Some may, with reason, accuse Dr Amritt of stirring things up but her protest and subsequent highlight of such protestations has brought an important and necessary discussion to the fore once again. And indeed the answer to unfair, discriminatory rules is not to turn tail and run. One may reasonably maintain that she should have used reasoned arguments to persuade the school administration or attempt to, instead of having the matter splashed in the media and potentially tarnishing Hopefield Prep’s reputation, as that is how one goes about petitioning change in ordered society. But we must all be grateful in the end that this discussion about blackness and black hair and grooming regulations in post-colonial Jamaica has been brought to the foreground. This discussion is the crux of the matter, not so much whether we ourselves, or the school’s vice-principal or the Minister of Education likes or dislikes Zavier’s hairstyle.
Black hair is not dirty or untidy simply because it is kinky, curly and grows from a black person’s scalp. Dirty hair is dirty hair, uncombed, untidy hair is just that as well, and a spade is a spade – we are under no illusions. But it is time that we shed our former coloniser’s mindset that our hair is bad or somehow wrong.
Black hair is not untidy just because it has not been pressed, processed or wrangled into colonially-approved modest buns or lifeless, straight shoulder-length sheets. There may be standards for hair grooming, and those might just exclude some beautiful styles that are popular but these rules must not be cover-ups for institutionalised racism.
The administration of Hopefield Prep and all Jamaican schools – private and public, primary and secondary level – would do well to examine their rules regarding student grooming and the spirit behind these rules, and take steps swiftly to rid racist, unkind notions about what is ‘good’ or ‘clean’ hair from the minds of those in authority and those left to influence young minds in any way. Administrators and teachers at all Jamaican schools, particularly at the secondary level, must also remember the necessity of education.
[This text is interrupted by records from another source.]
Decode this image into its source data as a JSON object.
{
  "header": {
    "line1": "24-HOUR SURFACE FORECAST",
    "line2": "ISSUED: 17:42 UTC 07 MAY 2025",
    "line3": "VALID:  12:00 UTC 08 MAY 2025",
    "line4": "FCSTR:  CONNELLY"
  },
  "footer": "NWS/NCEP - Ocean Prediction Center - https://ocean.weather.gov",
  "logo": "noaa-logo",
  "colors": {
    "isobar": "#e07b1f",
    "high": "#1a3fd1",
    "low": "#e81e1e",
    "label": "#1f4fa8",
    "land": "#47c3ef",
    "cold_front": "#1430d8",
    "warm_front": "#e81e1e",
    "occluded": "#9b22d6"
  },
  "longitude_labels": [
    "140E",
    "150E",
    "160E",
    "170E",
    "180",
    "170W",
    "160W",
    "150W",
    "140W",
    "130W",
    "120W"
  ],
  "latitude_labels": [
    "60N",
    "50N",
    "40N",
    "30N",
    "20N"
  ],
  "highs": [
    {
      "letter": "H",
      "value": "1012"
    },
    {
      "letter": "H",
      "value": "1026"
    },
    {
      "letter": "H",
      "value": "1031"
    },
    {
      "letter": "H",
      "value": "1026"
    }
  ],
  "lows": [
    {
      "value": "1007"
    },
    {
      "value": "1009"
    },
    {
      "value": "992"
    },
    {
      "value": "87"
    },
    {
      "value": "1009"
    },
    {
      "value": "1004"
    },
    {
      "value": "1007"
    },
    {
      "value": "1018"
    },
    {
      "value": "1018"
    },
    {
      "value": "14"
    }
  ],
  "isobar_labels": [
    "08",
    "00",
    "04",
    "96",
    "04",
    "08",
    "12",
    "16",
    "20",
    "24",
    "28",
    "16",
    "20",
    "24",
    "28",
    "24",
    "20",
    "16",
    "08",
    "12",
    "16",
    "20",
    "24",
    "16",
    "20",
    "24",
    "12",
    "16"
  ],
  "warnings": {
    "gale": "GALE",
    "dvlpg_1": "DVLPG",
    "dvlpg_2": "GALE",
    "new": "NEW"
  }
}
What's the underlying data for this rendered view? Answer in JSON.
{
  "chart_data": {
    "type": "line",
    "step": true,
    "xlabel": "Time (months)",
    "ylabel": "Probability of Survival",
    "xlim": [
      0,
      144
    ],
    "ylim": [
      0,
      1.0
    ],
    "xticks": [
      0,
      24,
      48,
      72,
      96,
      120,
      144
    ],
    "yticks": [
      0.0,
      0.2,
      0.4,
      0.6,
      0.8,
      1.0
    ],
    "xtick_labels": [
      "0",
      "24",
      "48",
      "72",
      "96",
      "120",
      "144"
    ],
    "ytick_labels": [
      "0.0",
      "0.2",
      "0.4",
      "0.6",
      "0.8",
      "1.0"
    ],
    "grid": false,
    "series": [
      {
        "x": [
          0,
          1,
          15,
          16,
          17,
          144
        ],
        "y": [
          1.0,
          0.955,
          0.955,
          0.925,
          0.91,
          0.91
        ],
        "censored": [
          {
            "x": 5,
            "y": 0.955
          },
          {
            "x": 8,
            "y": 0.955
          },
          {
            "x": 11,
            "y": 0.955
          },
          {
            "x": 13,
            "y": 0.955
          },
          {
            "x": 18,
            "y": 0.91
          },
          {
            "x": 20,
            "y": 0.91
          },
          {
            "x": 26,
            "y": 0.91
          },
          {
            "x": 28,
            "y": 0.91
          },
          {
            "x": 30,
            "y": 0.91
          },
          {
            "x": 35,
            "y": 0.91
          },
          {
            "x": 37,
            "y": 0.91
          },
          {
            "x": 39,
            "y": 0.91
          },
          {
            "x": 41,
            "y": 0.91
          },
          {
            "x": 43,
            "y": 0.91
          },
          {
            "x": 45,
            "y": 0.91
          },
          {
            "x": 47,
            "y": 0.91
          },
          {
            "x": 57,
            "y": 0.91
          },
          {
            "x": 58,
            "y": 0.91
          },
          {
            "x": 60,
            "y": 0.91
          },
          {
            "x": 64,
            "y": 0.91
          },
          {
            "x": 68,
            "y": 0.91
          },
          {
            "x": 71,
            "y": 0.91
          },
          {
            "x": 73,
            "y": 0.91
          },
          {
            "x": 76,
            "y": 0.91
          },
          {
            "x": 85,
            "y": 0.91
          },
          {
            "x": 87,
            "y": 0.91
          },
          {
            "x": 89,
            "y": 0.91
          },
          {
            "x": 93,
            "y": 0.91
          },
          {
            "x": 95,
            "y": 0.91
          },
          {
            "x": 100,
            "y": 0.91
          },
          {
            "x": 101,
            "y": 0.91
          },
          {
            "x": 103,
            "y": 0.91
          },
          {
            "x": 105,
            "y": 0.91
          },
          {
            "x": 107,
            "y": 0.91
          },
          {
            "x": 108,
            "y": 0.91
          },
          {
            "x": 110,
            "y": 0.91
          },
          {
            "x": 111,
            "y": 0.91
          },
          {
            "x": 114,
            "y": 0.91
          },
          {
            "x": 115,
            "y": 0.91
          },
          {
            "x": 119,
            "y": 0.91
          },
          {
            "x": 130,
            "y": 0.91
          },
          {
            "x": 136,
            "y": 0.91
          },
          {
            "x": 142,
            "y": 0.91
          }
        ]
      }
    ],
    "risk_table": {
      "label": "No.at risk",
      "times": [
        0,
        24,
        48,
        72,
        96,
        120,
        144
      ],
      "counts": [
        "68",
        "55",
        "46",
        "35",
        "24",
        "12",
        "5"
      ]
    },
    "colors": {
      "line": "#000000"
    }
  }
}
School administrators must be challenged to find reasonable alternatives in securing student compliance to grooming regulations that do not include or begin with barring students with non-regulation hair from classes.
Unequivocally, no student should be barred from education because of their hair.
teenAGE suggests that high schools add grooming tips beyond merely encouraging regular trimming to their existing curricula for Personal Development or Guidance classes so as to encourage a healthy appreciation for good grooming in students. This may help make administrators’ work easier if students begin to take pride in their grooming and are equipped to make good choices about it on their own, with school regulation in mind. Indeed many black people do not know about healthy hair practices and care for natural black hair, and schools should be at the forefront of that push for knowledge.
We note and welcome the Ministry of Education’s consideration of instituting a few points of general policy to limit or provide the framework for all our schools’ grooming related rules. We would encourage that the rules be more on the general side of merely requiring neatness.
Finally, though it may be hard with the public outrage still very fresh, we must all bear with school administrators as they adjust age-old rules and adjust to rethought norms while attempting to keep reasonable standards for grooming for students of all races and hair types and textures. This, while they juggle their many other responsibilities. We must appreciate school administrators’ dilemma in creating and enforcing rules that represent and satisfy an ever-changing society while still maintaining standards.
There is no easy way forward, but we must press forward nonetheless.